Local labor and activist groups have been pushing for the federal government to change its stance so that the city can impose local-hiring rules on the Central Subway project.

During Wedneday’s press conference, San Francisco Municipal Transportation Agency Executive Director Nat Ford said he would lobby the federal government in an effort to extend the city’s local-hiring rules to the Central Subway project and other federally funded transportation projects

Ford said he would raise the issue with senior Federal Transit Administration officials next Wednesday during a scheduled lobbying visit to Washington, D.C.

“We’re all looking at opportunities for how we can use federal dollars to help support these local-hiring ordinances,” Ford told reporters. “It’s not clear right now from the FTA as to their position.”

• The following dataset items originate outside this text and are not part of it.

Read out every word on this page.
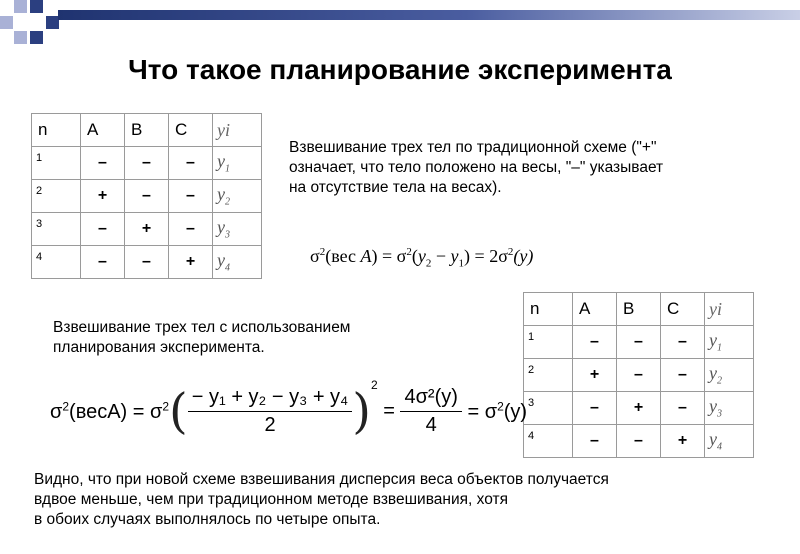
Что такое планирование эксперимента
n	A	B	C	yi
1	–	–	–	$y_1$
2	+	–	–	$y_2$
3	–	+	–	$y_3$
4	–	–	+	$y_4$
Взвешивание трех тел по традиционной схеме ("+" означает, что тело положено на весы, "–" указывает на отсутствие тела на весах).
$\sigma^2(вес$ $A) = \sigma^2(y_2 - y_1) = 2\sigma^2(y)$
n	A	B	C	yi
1	–	–	–	$y_1$
2	+	–	–	$y_2$
3	–	+	–	$y_3$
4	–	–	+	$y_4$
Взвешивание трех тел с использованием планирования эксперимента.
$\sigma^2(весA) = \sigma^2( \frac{\text{− y₁ + y₂ − y₃ + y₄}}{2} )^2 = \frac{\text{4σ²(y)}}{4} = \sigma^2(y)$
Видно, что при новой схеме взвешивания дисперсия веса объектов получается
вдвое меньше, чем при традиционном методе взвешивания, хотя
в обоих случаях выполнялось по четыре опыта.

The popularity of local-hiring efforts has expanded rapidly among San Francisco leaders over the past year, as the city has grappled with ways to use a multibillion-dollar capital budget to reduce unemployment, but the guidelines are bitterly opposed by some political leaders of nearby cities.

Assemblyman Jerry Hill (D-San Mateo) has led a regional charge against the rules, introducing legislation that would prevent local-hiring requirements from applying to any state-funded projects. 

Hill expressed frustration Wednesday after learning that San Francisco was pushing to apply its local-hiring law to federally funded projects.

“Just as the taxpayers in the Bay Area don’t want to pay for subsidized local hiring in San Francisco,” Hill said, “I wouldn’t think the taxpayers in Oregon would want to subsidize the local-hire ordinance in San Francisco.”